Despite changes in the treatment landscape, surgery remains a mainstay of endometriosis therapy in our analysis, with 38% of the patients undergoing a hysterectomy in the first year post diagnosis, and two-thirds undergoing a surgical procedure used to treat endometriosis. This high rate of hysterectomy in the presence of less invasive surgical interventions and pharmacotherapy might represent a diagnostic delay necessitating a more invasive treatment approach; future research should explore this further.
Most newly diagnosed endometriosis patients have incurred pharmacy claims for pain management, and an exceedingly high proportion of our sample of endometriosis patients, nearly 90%, had at least one prescription for opioids. The use of opioids for pain management for endometriosis warrants further investigation.

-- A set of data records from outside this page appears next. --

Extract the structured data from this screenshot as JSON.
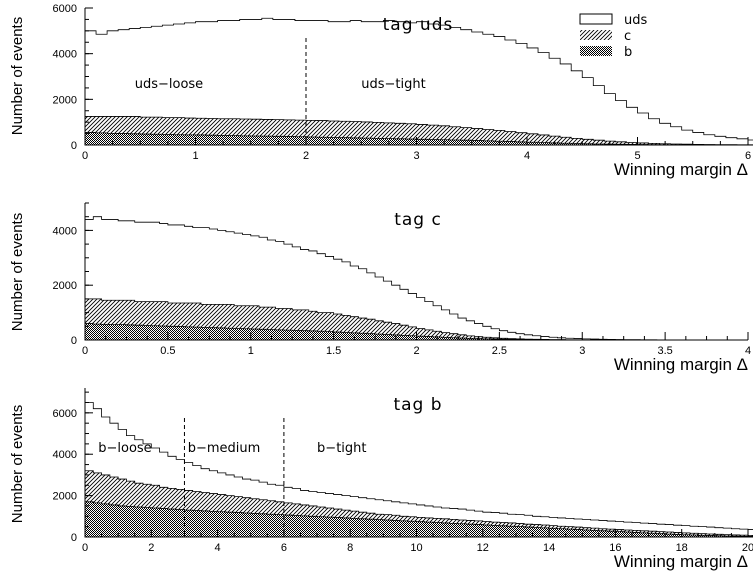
{
  "chart_data": [
    {
      "type": "bar",
      "title": "tag uds",
      "xlabel": "Winning margin Δ",
      "ylabel": "Number of events",
      "xlim": [
        0,
        6
      ],
      "ylim": [
        0,
        6000
      ],
      "xticks": [
        0,
        1,
        2,
        3,
        4,
        5,
        6
      ],
      "yticks": [
        0,
        2000,
        4000,
        6000
      ],
      "grid": false,
      "legend_position": "top-right",
      "legend": [
        "uds",
        "c",
        "b"
      ],
      "bin_width": 0.1,
      "cut_lines": [
        2.0
      ],
      "annotations": [
        {
          "text": "uds−loose",
          "x": 0.45,
          "y": 2700
        },
        {
          "text": "uds−tight",
          "x": 2.5,
          "y": 2700
        }
      ],
      "series": [
        {
          "name": "uds",
          "values": [
            5000,
            4850,
            5000,
            5050,
            5100,
            5150,
            5200,
            5250,
            5300,
            5350,
            5400,
            5400,
            5450,
            5450,
            5500,
            5500,
            5550,
            5500,
            5500,
            5450,
            5450,
            5450,
            5400,
            5400,
            5450,
            5400,
            5400,
            5450,
            5400,
            5350,
            5400,
            5300,
            5250,
            5150,
            5050,
            4950,
            4850,
            4750,
            4600,
            4450,
            4250,
            4050,
            3800,
            3550,
            3250,
            2950,
            2600,
            2250,
            1950,
            1650,
            1400,
            1150,
            950,
            800,
            650,
            550,
            450,
            380,
            320,
            270,
            220,
            180,
            150,
            130,
            110,
            95,
            80,
            70,
            60,
            50,
            45,
            40,
            35,
            30,
            25,
            20,
            18,
            15,
            12,
            10
          ]
        },
        {
          "name": "c",
          "values": [
            1250,
            1250,
            1250,
            1250,
            1250,
            1220,
            1220,
            1200,
            1200,
            1180,
            1170,
            1160,
            1150,
            1150,
            1140,
            1130,
            1120,
            1110,
            1100,
            1090,
            1080,
            1070,
            1050,
            1040,
            1030,
            1010,
            990,
            970,
            950,
            930,
            900,
            870,
            840,
            800,
            760,
            720,
            680,
            640,
            590,
            540,
            490,
            440,
            390,
            340,
            290,
            250,
            210,
            170,
            140,
            110,
            90,
            70,
            55,
            45,
            35,
            28,
            22,
            18,
            14,
            11,
            9,
            7,
            5,
            4,
            3,
            2,
            2,
            1,
            1,
            1
          ]
        },
        {
          "name": "b",
          "values": [
            550,
            530,
            510,
            500,
            490,
            480,
            470,
            460,
            450,
            445,
            440,
            430,
            420,
            410,
            400,
            395,
            390,
            380,
            370,
            360,
            350,
            340,
            330,
            320,
            310,
            300,
            290,
            280,
            270,
            260,
            250,
            240,
            230,
            220,
            210,
            195,
            180,
            165,
            150,
            135,
            120,
            105,
            90,
            78,
            66,
            55,
            45,
            37,
            30,
            24,
            19,
            15,
            12,
            9,
            7,
            5,
            4,
            3,
            2,
            2,
            1,
            1,
            1
          ]
        }
      ]
    },
    {
      "type": "bar",
      "title": "tag c",
      "xlabel": "Winning margin Δ",
      "ylabel": "Number of events",
      "xlim": [
        0,
        4
      ],
      "ylim": [
        0,
        5000
      ],
      "xticks": [
        0,
        0.5,
        1,
        1.5,
        2,
        2.5,
        3,
        3.5,
        4
      ],
      "yticks": [
        0,
        2000,
        4000
      ],
      "grid": false,
      "bin_width": 0.05,
      "series": [
        {
          "name": "uds",
          "values": [
            4400,
            4500,
            4400,
            4400,
            4350,
            4350,
            4300,
            4300,
            4300,
            4250,
            4200,
            4200,
            4150,
            4100,
            4100,
            4050,
            4000,
            3950,
            3900,
            3850,
            3800,
            3750,
            3650,
            3600,
            3500,
            3400,
            3300,
            3250,
            3150,
            3050,
            2950,
            2850,
            2700,
            2600,
            2450,
            2300,
            2150,
            2000,
            1850,
            1700,
            1550,
            1400,
            1250,
            1100,
            950,
            800,
            700,
            600,
            500,
            410,
            340,
            280,
            230,
            190,
            155,
            125,
            100,
            80,
            65,
            52,
            42,
            34,
            27,
            22,
            18,
            14,
            11,
            9,
            7,
            5,
            4,
            3,
            2,
            2,
            1,
            1,
            1,
            1,
            0,
            0
          ]
        },
        {
          "name": "c",
          "values": [
            1500,
            1500,
            1450,
            1450,
            1450,
            1450,
            1400,
            1400,
            1400,
            1400,
            1350,
            1350,
            1350,
            1350,
            1300,
            1300,
            1300,
            1300,
            1250,
            1250,
            1250,
            1200,
            1200,
            1150,
            1150,
            1100,
            1100,
            1050,
            1000,
            1000,
            950,
            900,
            850,
            800,
            760,
            700,
            650,
            600,
            540,
            480,
            420,
            370,
            320,
            270,
            230,
            190,
            150,
            120,
            100,
            80,
            65,
            50,
            40,
            32,
            25,
            20,
            15,
            12,
            9,
            7,
            5,
            4,
            3,
            2,
            2,
            1,
            1,
            1
          ]
        },
        {
          "name": "b",
          "values": [
            600,
            580,
            570,
            560,
            560,
            550,
            540,
            530,
            520,
            510,
            500,
            490,
            480,
            470,
            460,
            450,
            440,
            430,
            420,
            410,
            400,
            390,
            380,
            370,
            360,
            350,
            340,
            330,
            320,
            305,
            290,
            275,
            260,
            245,
            230,
            215,
            200,
            185,
            170,
            155,
            140,
            125,
            110,
            95,
            82,
            70,
            60,
            50,
            42,
            35,
            29,
            24,
            20,
            16,
            13,
            10,
            8,
            6,
            5,
            4,
            3,
            2,
            2,
            1,
            1
          ]
        }
      ]
    },
    {
      "type": "bar",
      "title": "tag b",
      "xlabel": "Winning margin Δ",
      "ylabel": "Number of events",
      "xlim": [
        0,
        20
      ],
      "ylim": [
        0,
        7200
      ],
      "xticks": [
        0,
        2,
        4,
        6,
        8,
        10,
        12,
        14,
        16,
        18,
        20
      ],
      "yticks": [
        0,
        2000,
        4000,
        6000
      ],
      "grid": false,
      "bin_width": 0.25,
      "cut_lines": [
        3,
        6
      ],
      "annotations": [
        {
          "text": "b−loose",
          "x": 0.4,
          "y": 4200
        },
        {
          "text": "b−medium",
          "x": 3.1,
          "y": 4200
        },
        {
          "text": "b−tight",
          "x": 7,
          "y": 4200
        }
      ],
      "series": [
        {
          "name": "uds",
          "values": [
            6500,
            6200,
            5800,
            5500,
            5200,
            4900,
            4700,
            4500,
            4300,
            4100,
            3900,
            3750,
            3600,
            3450,
            3300,
            3200,
            3100,
            3000,
            2900,
            2800,
            2750,
            2650,
            2550,
            2500,
            2400,
            2350,
            2250,
            2200,
            2150,
            2100,
            2050,
            2000,
            1950,
            1900,
            1850,
            1800,
            1750,
            1700,
            1650,
            1600,
            1550,
            1500,
            1450,
            1400,
            1380,
            1350,
            1300,
            1250,
            1200,
            1180,
            1150,
            1100,
            1080,
            1050,
            1000,
            980,
            950,
            920,
            900,
            870,
            850,
            820,
            800,
            770,
            750,
            720,
            700,
            670,
            650,
            620,
            600,
            570,
            550,
            520,
            500,
            480,
            450,
            430,
            400,
            380,
            360,
            340,
            320,
            300,
            280,
            260,
            240,
            220,
            200,
            180,
            160,
            140,
            120,
            100,
            80,
            65,
            50,
            40,
            30,
            20
          ]
        },
        {
          "name": "c",
          "values": [
            3200,
            3100,
            3000,
            2900,
            2800,
            2700,
            2600,
            2550,
            2500,
            2400,
            2350,
            2300,
            2250,
            2200,
            2150,
            2100,
            2050,
            2000,
            1950,
            1900,
            1850,
            1800,
            1750,
            1700,
            1650,
            1600,
            1550,
            1500,
            1450,
            1400,
            1350,
            1300,
            1250,
            1200,
            1150,
            1100,
            1080,
            1050,
            1000,
            980,
            950,
            920,
            900,
            880,
            850,
            820,
            800,
            780,
            750,
            720,
            700,
            680,
            650,
            620,
            600,
            580,
            550,
            520,
            500,
            480,
            450,
            430,
            400,
            380,
            360,
            340,
            320,
            300,
            280,
            260,
            240,
            220,
            200,
            180,
            160,
            145,
            130,
            115,
            100,
            90,
            80,
            70,
            60,
            50,
            42,
            35,
            28,
            22,
            17,
            13,
            10,
            7,
            5,
            4,
            3,
            2,
            1,
            1,
            0,
            0
          ]
        },
        {
          "name": "b",
          "values": [
            1700,
            1650,
            1600,
            1550,
            1500,
            1480,
            1450,
            1420,
            1400,
            1380,
            1350,
            1330,
            1300,
            1280,
            1260,
            1240,
            1220,
            1200,
            1180,
            1160,
            1140,
            1120,
            1100,
            1080,
            1060,
            1040,
            1020,
            1000,
            980,
            960,
            940,
            920,
            900,
            880,
            860,
            840,
            820,
            800,
            780,
            760,
            740,
            720,
            700,
            680,
            660,
            640,
            620,
            600,
            580,
            560,
            540,
            520,
            500,
            480,
            460,
            440,
            420,
            400,
            380,
            360,
            340,
            320,
            300,
            280,
            260,
            240,
            220,
            200,
            180,
            160,
            140,
            125,
            110,
            95,
            80,
            70,
            60,
            50,
            42,
            35,
            28,
            22,
            17,
            13,
            10,
            7,
            5,
            4,
            3,
            2,
            1,
            1,
            0,
            0,
            0,
            0,
            0,
            0,
            0,
            0
          ]
        }
      ]
    }
  ]
}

A notable strength of our study is that it included a large cohort of endometriosis and matched non-endometriosis patients to evaluate the direct and indirect healthcare costs. Additionally, this study provides a current cost trend for endometriosis by using data from a more contemporary time frame than previously available.
This study has several limitations inherent to administrative claims data. As patients were identified and variables were captured through administrative claims data, endometriosis-related symptoms, which are not recorded as a diagnosis on a medical claim, may not have been captured. The diagnosis of endometriosis and clinical characteristics were determined using ICD-9-CM diagnosis or procedure codes, which are subject to data coding limitations and data entry error, and it is possible that women with endometriosis may have inadvertently been included in the control group including those with symptoms but for whom a diagnosis had not been made yet or those for whom a diagnosis had not been recorded. The use of over-the-counter medications and other self-management techniques is not usually captured in the claims data, so the use of over-the-counter NSAIDs or other pain management medications is not included in our analysis. The indirect costs included in this study are limited to absenteeism and disability claims by the employee and do not include reduced presenteeism or potential caregiver burden, as well as any other humanistic burden associated with this chronic condition. The absence costs themselves may be conservative, as the disruption of missing workers may result in effectively more work loss than is reflected in each patient’s missing hours [
24]. Endometriosis may have important effects, such as on the psychological well-being of patients [
25‐
27], that fall outside of the scope of the data used in this analysis. Finally, findings from this observational study may be prone to bias from non-random selection into the treatment group and was limited to endometriosis patients covered by Commercial health plans. Therefore, the results are not generalizable to those covered under other types of insurance or who lack coverage.